Russian hypermarket Lenta has revealed plans to list on the London Stock Exchange and then in Moscow as it hopes to raise an estimated $1bn.

Lenta shares will be offered by owners US buyout firm TPG Capital, the European Bank for Reconstruction and Development and Russia’s VTB Capital.

The value hypermarket chain said in an update to the City today that the float would aid its expansion plans. It has 77 hypermarkets across 45 Russian cities including 10 in Moscow.

However, Lenta has no plans to open stores in the UK in the “foreseeable future” a spokeswoman told Retail Week.

Lenta chief executive Jan Dunning said: “Our proposed offering represents a major milestone for us and comes at an exciting time in Lenta’s development.

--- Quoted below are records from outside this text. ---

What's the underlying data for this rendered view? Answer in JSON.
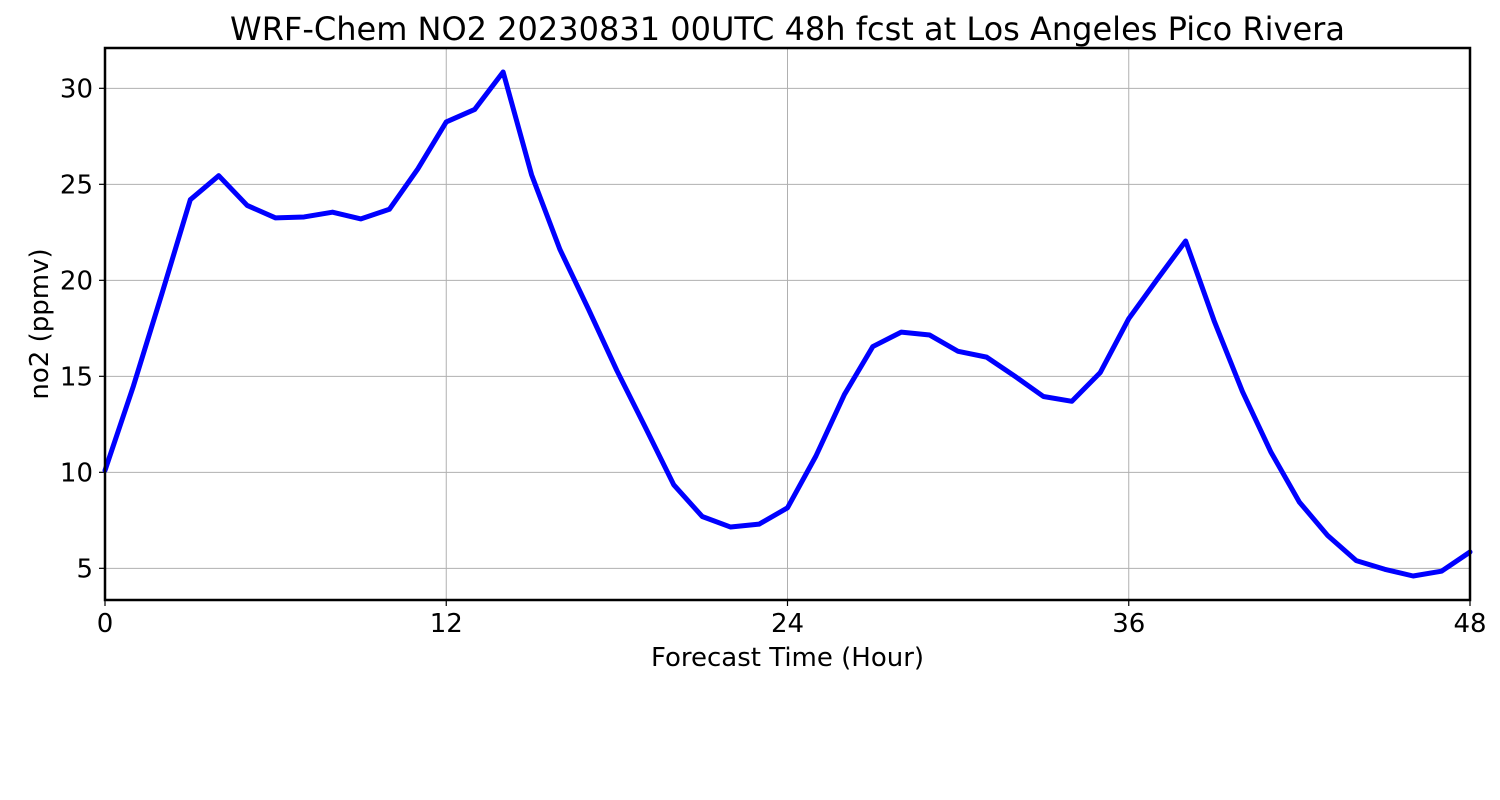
{
  "chart_data": {
    "type": "line",
    "title": "WRF-Chem NO2  20230831 00UTC 48h fcst at Los Angeles Pico Rivera",
    "xlabel": "Forecast Time (Hour)",
    "ylabel": "no2  (ppmv)",
    "xlim": [
      0,
      48
    ],
    "ylim": [
      3.35,
      32.1
    ],
    "xticks": [
      0,
      12,
      24,
      36,
      48
    ],
    "yticks": [
      5,
      10,
      15,
      20,
      25,
      30
    ],
    "grid": true,
    "legend": "none",
    "series": [
      {
        "color": "#0000ff",
        "x": [
          0,
          1,
          2,
          3,
          4,
          5,
          6,
          7,
          8,
          9,
          10,
          11,
          12,
          13,
          14,
          15,
          16,
          17,
          18,
          19,
          20,
          21,
          22,
          23,
          24,
          25,
          26,
          27,
          28,
          29,
          30,
          31,
          32,
          33,
          34,
          35,
          36,
          37,
          38,
          39,
          40,
          41,
          42,
          43,
          44,
          45,
          46,
          47,
          48
        ],
        "y": [
          10.1,
          14.5,
          19.3,
          24.2,
          25.45,
          23.9,
          23.25,
          23.3,
          23.55,
          23.2,
          23.7,
          25.8,
          28.25,
          28.9,
          30.85,
          25.5,
          21.6,
          18.5,
          15.3,
          12.35,
          9.35,
          7.7,
          7.15,
          7.3,
          8.15,
          10.85,
          14.05,
          16.55,
          17.3,
          17.15,
          16.3,
          16.0,
          15.0,
          13.95,
          13.7,
          15.2,
          18.0,
          20.05,
          22.05,
          17.9,
          14.2,
          11.05,
          8.45,
          6.7,
          5.4,
          4.95,
          4.6,
          4.85,
          5.85
        ]
      }
    ]
  }
}
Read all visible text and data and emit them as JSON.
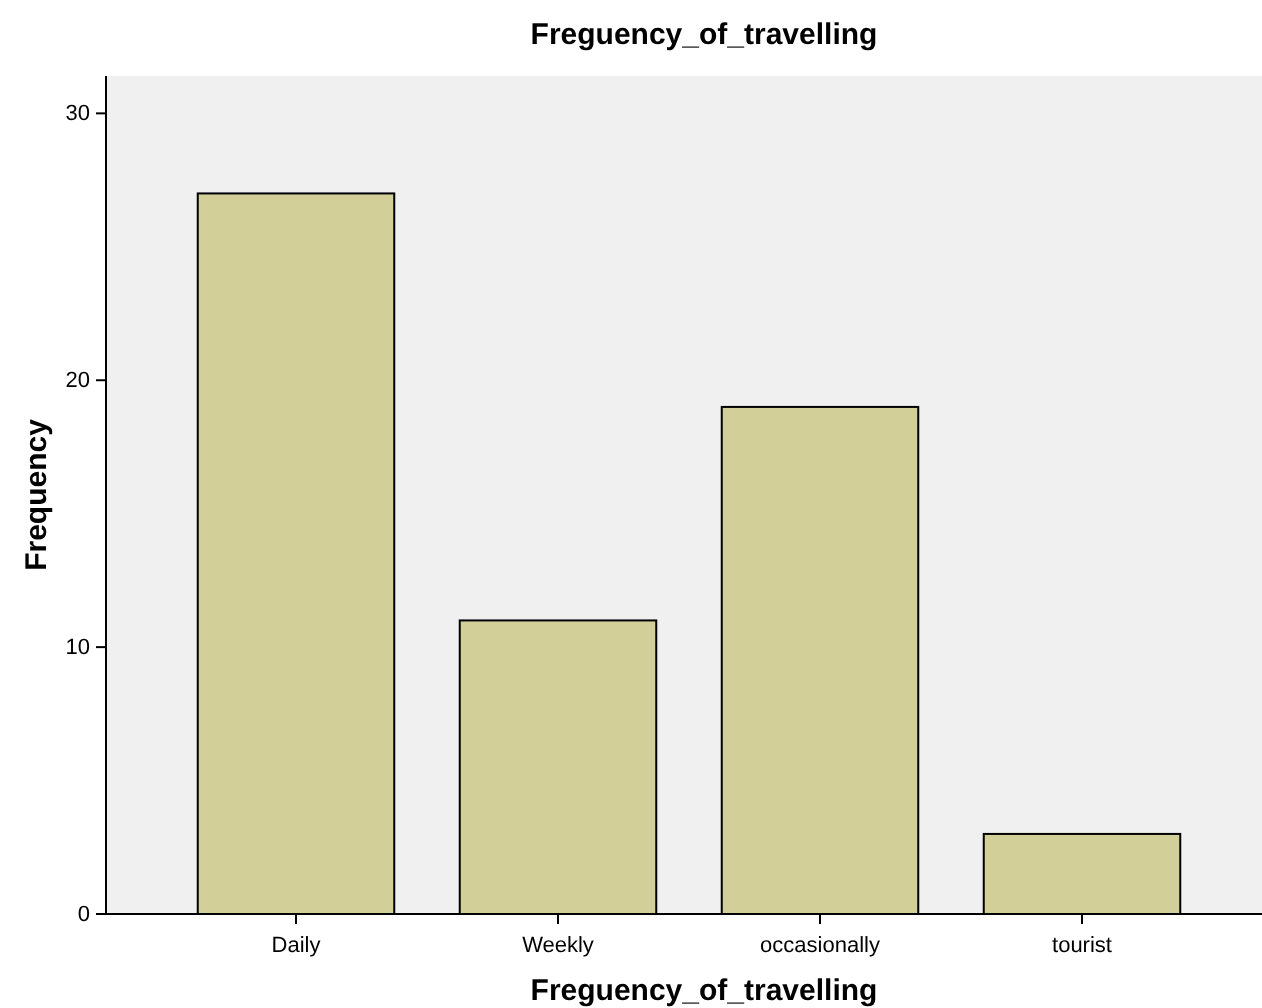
{
  "chart_data": {
    "type": "bar",
    "title": "Freguency_of_travelling",
    "xlabel": "Freguency_of_travelling",
    "ylabel": "Frequency",
    "categories": [
      "Daily",
      "Weekly",
      "occasionally",
      "tourist"
    ],
    "values": [
      27,
      11,
      19,
      3
    ],
    "color": "#d3cf98",
    "ylim": [
      0,
      31.4
    ],
    "yticks": [
      0,
      10,
      20,
      30
    ]
  }
}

“Over the past few years we have developed a distinctive, price-led hypermarket model with universal appeal and a focus on local assortment. Our efficient supply chain and standardised low-cost operating model enable us to provide customers with quality products at low prices.

“Our business model and flexible store formats have a proven ability to capture the growth potential in the Russian food retail market, and Lenta is now pushing ahead with a programme of store roll-outs across Russia.”

Credit Suisse, JP Morgan and VTB Capital are acting as joint global co-ordinators and joint bookrunners, Deutsche Bank and UBS Investment Bank are acting as joint bookrunners, TPG Capital BD, LLC is a co-manager. Rothschild is financial advisor to the retailer.